Existing alternatives

The existence of every new algorithm, protocol of cryptographic primitive as opposed to existing and more well-tested technologies must always be strongly justified; in as delicate an area as cryptocurrency, caution is very important both because the system will handle millions of dollars of capital and because if a mistake is made there is no way to simply upgrade to a new version with a bugfix. The purpose of this section will be to go through the three existing alternatives and show why they are inadequate.

Scrypt

Scrypt is the algorithm used by Litecoin, Dogecoin and most other new cryptocurrencies coming out today. A very simplified description of Scrypt-like algorithms is as follows:

  1. Let H[0] = D+N where D is the underlying data and N is the nonce.
  2. For i from 1 to N let H[i] = f(H[0] ... H[i-1]) where f is some hash-like function that takes multiple inputs.
  3. For i from 1 to M let R[i] = random([1 ... M])
  4. SCRYPT(D,N) = f(H[R[0]] ... H[R[M]]. If SCRYPT(D,N) is low enough, then N is a valid nonce.

The idea is that there is no way to practically compute SCRYPT(D) without building the entire H array and keeping it in memory for the last step. However, Scrypt-like algorithms have a property that inherently limits just how memory-hard they can be: verification requires computing one round of the entire function, so the function is as memory-hard to verify as it is memory-hard to compute. Thus, while scrypt may be viable for achieving memory hardness around a few megabytes per thread, it is a non-starter for memory hardness in the area of hundreds of megabytes per thread. In fact, hundreds of megabytes per thread is arguably necessary; there are already companies [http://www.cryptocoinsnews.com/2013/11/22/alpha-technologies-offer-scrypt-mining-asics/ working on ASICs for scrypt] today.

Primecoin

Primecoin's algorithm is not designed to be memory-hard, but it does have that property to some extent. The algorithm requires miners to find so-called Cunningham chains of prime numbers - chains of the form [ n+1, 2n+1, 4n+1 ... n*2^k+1 ] for a sufficiently large k. As it turns out, it is very difficult to do this for any significant length without first filling in a data structure known as a sieve. The advantage of Primecoin is that verification is nearly instant and very memory-cheap; all that one needs to do is run the Fermat primality test to make sure that all of the values are prime. However, the Primecoin algorithm has two weaknesses in this regard:

  1. '''Time-memory tradeoff''' - an ASIC has the option of removing much of the memory required by sacrificing some computational efficiency; even with only 100 KB per thread a miner can be fairly efficient.
  2. '''All clear effect''' - as it turns out, it is possible for GPUs and ASICs to have multiple threads share the same memory. Since Primecoin mining only requires the sieve to be filled once, an ASIC can calculate a sieve first and then run thousands of threads through it.

Birthday attack

The birthday attack algorithm is ingenious, and works as follows:

  1. Let H[i] = sha256(D + N + i) for i from 0 to 232 - 1 given data D and nonce N.
  2. If abs(H[i] - H[j]) is sufficiently low, then (N,i,j) is a valid solution triple.
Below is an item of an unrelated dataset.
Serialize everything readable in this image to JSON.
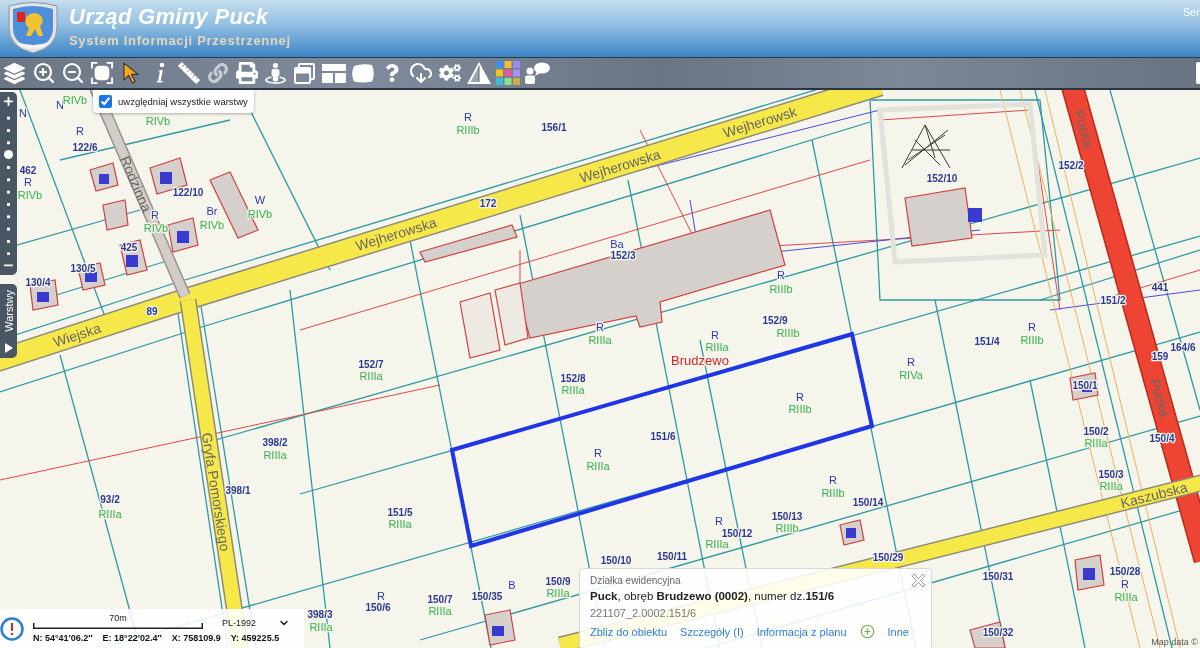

The ingenuity of the protocol comes from the fact that while efficiently computing the birthday attack requires storing the hashes in a data structure so that every new hash can be checked against all previous ones, verifying the solution only requires checking two hashes. The algorithm is resistant against the all-clear effect because memory must be flushed every 232 rounds. However, there are several shortcuts and time-memory tradeoff attacks. First, one can optimize by storing only the first few bytes of each hash instead of the entire hash. Second, one can only store hashes with the first two bits being 00; this takes 75% of possible solutions out of consideration, reducing time efficiency by 4x, but it also increases space efficiency by 4x. Finally, there is potential for optimization by examining the various options between storing hashes in a large array, a binary or red-black tree, and other more complex structures; the optimal algorithm may be quite complicated.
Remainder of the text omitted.